The problem did not materialise overnight. Berlin spent much of the period between 2018 and 2024 rapidly digitising physical records under the E-Government-Gesetz Berlin, the city's digital governance law, pushing tens of thousands of scanned documents and photographs into centralised systems without robust deduplication protocols in place. Departments uploaded independently. Version control was inconsistent. A photograph from a 2019 construction permit application in Mitte might now sit in seven separate folders across three different administrative platforms, each copy treated by the system as a unique asset.
Where the Redundancy Concentrates
The worst affected areas are not obscure back-office functions. The Landesarchiv Berlin, based on Eichborndamm in Reinickendorf, holds digitised historical photographs dating back to the early twentieth century. Internal assessments shared with city councillors in April 2026 indicated that duplicate detection software flagged more than 280,000 image pairs within the archive's public-facing digital collection alone — files that are either pixel-identical or differ only in resolution or metadata tagging. The Stadtbibliothek network, which operates across 77 branch locations including the Amerika-Gedenkbibliothek on Blücherplatz in Kreuzberg, faces a comparable challenge in its shared image catalogue used for event promotion and collection illustration.
The Berlin startup ecosystem has taken note. Several companies operating out of the Factory Berlin campus on Rheinsberger Straße in Mitte have developed perceptual hashing tools — software that assigns a unique fingerprint to each image based on visual content rather than file name — specifically targeting the public-sector deduplication market. One such company, Pictana GmbH, registered in Berlin-Mitte in January 2025, has already signed a pilot contract with a German federal agency, though not yet with the Berlin Senate.

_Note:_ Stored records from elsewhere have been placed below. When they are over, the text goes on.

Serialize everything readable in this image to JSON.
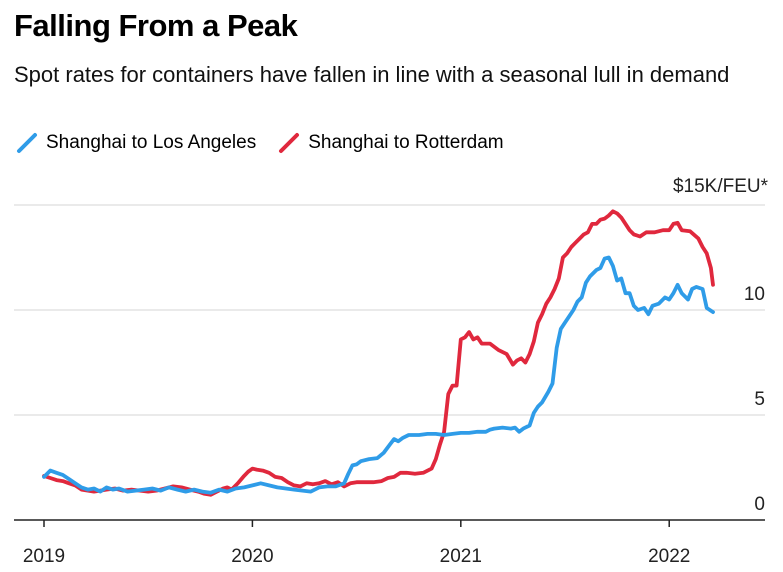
{
  "colors": {
    "la": "#2f9ce8",
    "rotterdam": "#e0283d",
    "grid": "#d6d6d6",
    "axis": "#222222"
  },
  "chart_data": {
    "type": "line",
    "title": "Falling From a Peak",
    "subtitle": "Spot rates for containers have fallen in line with a seasonal lull in demand",
    "xlabel": "",
    "ylabel": "",
    "unit_label": "$15K/FEU*",
    "xlim": [
      2019.0,
      2022.45
    ],
    "ylim": [
      0,
      15
    ],
    "x_ticks": [
      {
        "value": 2019,
        "label": "2019"
      },
      {
        "value": 2020,
        "label": "2020"
      },
      {
        "value": 2021,
        "label": "2021"
      },
      {
        "value": 2022,
        "label": "2022"
      }
    ],
    "y_ticks": [
      {
        "value": 0,
        "label": "0"
      },
      {
        "value": 5,
        "label": "5"
      },
      {
        "value": 10,
        "label": "10"
      },
      {
        "value": 15,
        "label": ""
      }
    ],
    "grid": true,
    "legend_position": "top-left",
    "series": [
      {
        "name": "Shanghai to Los Angeles",
        "color_key": "la",
        "points": [
          [
            2019.0,
            2.05
          ],
          [
            2019.03,
            2.35
          ],
          [
            2019.06,
            2.25
          ],
          [
            2019.09,
            2.15
          ],
          [
            2019.12,
            1.95
          ],
          [
            2019.15,
            1.75
          ],
          [
            2019.18,
            1.55
          ],
          [
            2019.21,
            1.45
          ],
          [
            2019.24,
            1.5
          ],
          [
            2019.27,
            1.35
          ],
          [
            2019.3,
            1.55
          ],
          [
            2019.33,
            1.45
          ],
          [
            2019.36,
            1.5
          ],
          [
            2019.4,
            1.35
          ],
          [
            2019.44,
            1.4
          ],
          [
            2019.48,
            1.45
          ],
          [
            2019.52,
            1.5
          ],
          [
            2019.56,
            1.4
          ],
          [
            2019.6,
            1.55
          ],
          [
            2019.64,
            1.45
          ],
          [
            2019.68,
            1.35
          ],
          [
            2019.72,
            1.45
          ],
          [
            2019.76,
            1.35
          ],
          [
            2019.8,
            1.3
          ],
          [
            2019.84,
            1.45
          ],
          [
            2019.88,
            1.35
          ],
          [
            2019.92,
            1.5
          ],
          [
            2019.96,
            1.55
          ],
          [
            2020.0,
            1.65
          ],
          [
            2020.04,
            1.75
          ],
          [
            2020.08,
            1.65
          ],
          [
            2020.12,
            1.55
          ],
          [
            2020.16,
            1.5
          ],
          [
            2020.2,
            1.45
          ],
          [
            2020.24,
            1.4
          ],
          [
            2020.28,
            1.35
          ],
          [
            2020.32,
            1.55
          ],
          [
            2020.36,
            1.6
          ],
          [
            2020.4,
            1.6
          ],
          [
            2020.44,
            1.75
          ],
          [
            2020.46,
            2.2
          ],
          [
            2020.48,
            2.6
          ],
          [
            2020.5,
            2.65
          ],
          [
            2020.52,
            2.8
          ],
          [
            2020.56,
            2.9
          ],
          [
            2020.6,
            2.95
          ],
          [
            2020.63,
            3.2
          ],
          [
            2020.66,
            3.6
          ],
          [
            2020.68,
            3.85
          ],
          [
            2020.7,
            3.75
          ],
          [
            2020.72,
            3.9
          ],
          [
            2020.75,
            4.05
          ],
          [
            2020.8,
            4.05
          ],
          [
            2020.84,
            4.1
          ],
          [
            2020.88,
            4.1
          ],
          [
            2020.92,
            4.05
          ],
          [
            2020.96,
            4.1
          ],
          [
            2021.0,
            4.15
          ],
          [
            2021.04,
            4.15
          ],
          [
            2021.08,
            4.2
          ],
          [
            2021.12,
            4.2
          ],
          [
            2021.14,
            4.3
          ],
          [
            2021.16,
            4.35
          ],
          [
            2021.2,
            4.4
          ],
          [
            2021.24,
            4.35
          ],
          [
            2021.26,
            4.4
          ],
          [
            2021.28,
            4.2
          ],
          [
            2021.3,
            4.35
          ],
          [
            2021.33,
            4.5
          ],
          [
            2021.35,
            5.1
          ],
          [
            2021.37,
            5.4
          ],
          [
            2021.39,
            5.6
          ],
          [
            2021.42,
            6.1
          ],
          [
            2021.44,
            6.5
          ],
          [
            2021.46,
            8.2
          ],
          [
            2021.48,
            9.1
          ],
          [
            2021.5,
            9.4
          ],
          [
            2021.52,
            9.7
          ],
          [
            2021.54,
            10.0
          ],
          [
            2021.56,
            10.4
          ],
          [
            2021.58,
            10.6
          ],
          [
            2021.6,
            11.3
          ],
          [
            2021.62,
            11.6
          ],
          [
            2021.65,
            11.9
          ],
          [
            2021.67,
            12.0
          ],
          [
            2021.69,
            12.45
          ],
          [
            2021.71,
            12.5
          ],
          [
            2021.73,
            12.1
          ],
          [
            2021.75,
            11.4
          ],
          [
            2021.77,
            11.5
          ],
          [
            2021.79,
            10.8
          ],
          [
            2021.81,
            10.8
          ],
          [
            2021.83,
            10.2
          ],
          [
            2021.85,
            10.0
          ],
          [
            2021.88,
            10.1
          ],
          [
            2021.9,
            9.8
          ],
          [
            2021.92,
            10.2
          ],
          [
            2021.95,
            10.3
          ],
          [
            2021.98,
            10.6
          ],
          [
            2022.0,
            10.5
          ],
          [
            2022.02,
            10.8
          ],
          [
            2022.04,
            11.2
          ],
          [
            2022.06,
            10.8
          ],
          [
            2022.09,
            10.5
          ],
          [
            2022.11,
            11.0
          ],
          [
            2022.13,
            11.1
          ],
          [
            2022.16,
            11.0
          ],
          [
            2022.18,
            10.1
          ],
          [
            2022.21,
            9.9
          ]
        ]
      },
      {
        "name": "Shanghai to Rotterdam",
        "color_key": "rotterdam",
        "points": [
          [
            2019.0,
            2.1
          ],
          [
            2019.03,
            2.0
          ],
          [
            2019.06,
            1.9
          ],
          [
            2019.09,
            1.85
          ],
          [
            2019.12,
            1.75
          ],
          [
            2019.15,
            1.65
          ],
          [
            2019.18,
            1.45
          ],
          [
            2019.21,
            1.4
          ],
          [
            2019.24,
            1.35
          ],
          [
            2019.27,
            1.4
          ],
          [
            2019.3,
            1.45
          ],
          [
            2019.34,
            1.5
          ],
          [
            2019.38,
            1.4
          ],
          [
            2019.42,
            1.45
          ],
          [
            2019.46,
            1.4
          ],
          [
            2019.5,
            1.35
          ],
          [
            2019.54,
            1.4
          ],
          [
            2019.58,
            1.5
          ],
          [
            2019.62,
            1.6
          ],
          [
            2019.66,
            1.55
          ],
          [
            2019.7,
            1.45
          ],
          [
            2019.74,
            1.35
          ],
          [
            2019.77,
            1.25
          ],
          [
            2019.8,
            1.2
          ],
          [
            2019.83,
            1.35
          ],
          [
            2019.86,
            1.5
          ],
          [
            2019.88,
            1.55
          ],
          [
            2019.9,
            1.45
          ],
          [
            2019.93,
            1.75
          ],
          [
            2019.96,
            2.1
          ],
          [
            2019.98,
            2.3
          ],
          [
            2020.0,
            2.45
          ],
          [
            2020.02,
            2.4
          ],
          [
            2020.05,
            2.35
          ],
          [
            2020.08,
            2.25
          ],
          [
            2020.11,
            2.05
          ],
          [
            2020.14,
            2.0
          ],
          [
            2020.17,
            1.8
          ],
          [
            2020.2,
            1.65
          ],
          [
            2020.23,
            1.6
          ],
          [
            2020.26,
            1.75
          ],
          [
            2020.29,
            1.7
          ],
          [
            2020.32,
            1.75
          ],
          [
            2020.35,
            1.85
          ],
          [
            2020.38,
            1.7
          ],
          [
            2020.41,
            1.8
          ],
          [
            2020.44,
            1.6
          ],
          [
            2020.47,
            1.75
          ],
          [
            2020.5,
            1.8
          ],
          [
            2020.54,
            1.8
          ],
          [
            2020.58,
            1.8
          ],
          [
            2020.62,
            1.85
          ],
          [
            2020.65,
            2.0
          ],
          [
            2020.68,
            2.05
          ],
          [
            2020.71,
            2.25
          ],
          [
            2020.74,
            2.25
          ],
          [
            2020.78,
            2.2
          ],
          [
            2020.82,
            2.25
          ],
          [
            2020.86,
            2.45
          ],
          [
            2020.88,
            2.9
          ],
          [
            2020.9,
            3.6
          ],
          [
            2020.92,
            4.2
          ],
          [
            2020.94,
            6.0
          ],
          [
            2020.96,
            6.4
          ],
          [
            2020.98,
            6.4
          ],
          [
            2021.0,
            8.6
          ],
          [
            2021.02,
            8.7
          ],
          [
            2021.04,
            8.95
          ],
          [
            2021.06,
            8.6
          ],
          [
            2021.08,
            8.7
          ],
          [
            2021.1,
            8.4
          ],
          [
            2021.14,
            8.4
          ],
          [
            2021.18,
            8.1
          ],
          [
            2021.22,
            7.9
          ],
          [
            2021.25,
            7.4
          ],
          [
            2021.27,
            7.6
          ],
          [
            2021.29,
            7.7
          ],
          [
            2021.31,
            7.5
          ],
          [
            2021.33,
            7.9
          ],
          [
            2021.35,
            8.5
          ],
          [
            2021.37,
            9.4
          ],
          [
            2021.39,
            9.8
          ],
          [
            2021.41,
            10.3
          ],
          [
            2021.43,
            10.6
          ],
          [
            2021.45,
            11.0
          ],
          [
            2021.47,
            11.5
          ],
          [
            2021.49,
            12.5
          ],
          [
            2021.51,
            12.7
          ],
          [
            2021.53,
            13.0
          ],
          [
            2021.55,
            13.2
          ],
          [
            2021.57,
            13.4
          ],
          [
            2021.59,
            13.6
          ],
          [
            2021.61,
            13.7
          ],
          [
            2021.63,
            14.1
          ],
          [
            2021.65,
            14.1
          ],
          [
            2021.67,
            14.3
          ],
          [
            2021.69,
            14.35
          ],
          [
            2021.71,
            14.5
          ],
          [
            2021.73,
            14.7
          ],
          [
            2021.75,
            14.6
          ],
          [
            2021.77,
            14.4
          ],
          [
            2021.79,
            14.1
          ],
          [
            2021.81,
            13.8
          ],
          [
            2021.83,
            13.6
          ],
          [
            2021.86,
            13.5
          ],
          [
            2021.89,
            13.7
          ],
          [
            2021.93,
            13.7
          ],
          [
            2021.97,
            13.8
          ],
          [
            2022.0,
            13.8
          ],
          [
            2022.02,
            14.1
          ],
          [
            2022.04,
            14.15
          ],
          [
            2022.06,
            13.8
          ],
          [
            2022.1,
            13.75
          ],
          [
            2022.14,
            13.4
          ],
          [
            2022.16,
            13.0
          ],
          [
            2022.18,
            12.7
          ],
          [
            2022.2,
            12.0
          ],
          [
            2022.21,
            11.2
          ]
        ]
      }
    ]
  }
}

What Deduplication Actually Requires
Fixing the problem is not simply a matter of running a script. Archivists argue, with justification, that two photographs that appear identical to an algorithm may carry different provenance metadata, licensing terms, or contextual annotations that make both copies independently valuable. The Landesarchiv, for instance, must comply with the Bundesarchivgesetz as well as Berlin's own Archivgesetz, both of which impose retention obligations that complicate straightforward deletion.
The Senate's digital office has proposed a phased deduplication programme, with a first audit of active administrative systems scheduled to conclude by December 2026. The projected cost of the full clean-up — covering automated scanning, human review for flagged edge cases, and system migration — is budgeted at €3.2 million over two years, a figure that appears in the 2026 Nachtragshaushalt approved in May. Proponents argue the investment pays for itself within three years through reduced storage costs and faster search performance across city platforms.

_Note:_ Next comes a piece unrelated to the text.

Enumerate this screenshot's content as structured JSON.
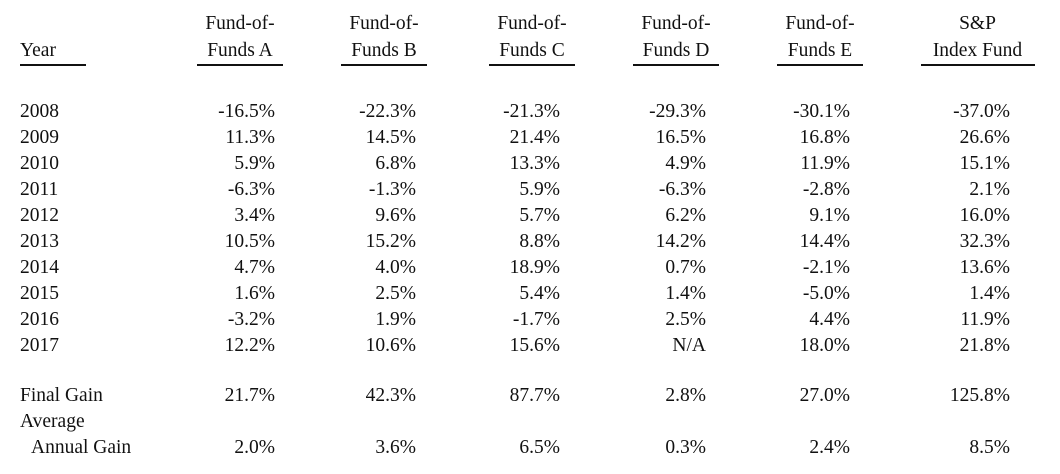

For anyone dealing with Berlin's public records systems in the meantime — journalists submitting freedom-of-information requests, researchers using the Landesarchiv's online portal, or developers building on open municipal data — the practical advice is straightforward: expect search results to surface multiple versions of the same image, treat metadata as unreliable for dating or sourcing purposes, and file specific requests by document reference number rather than keyword where possible. The Senate's digital portal on berlin.de lists reference contacts for each archive by department. The duplication problem is real, it is expensive, and the city has now at least put a number on it.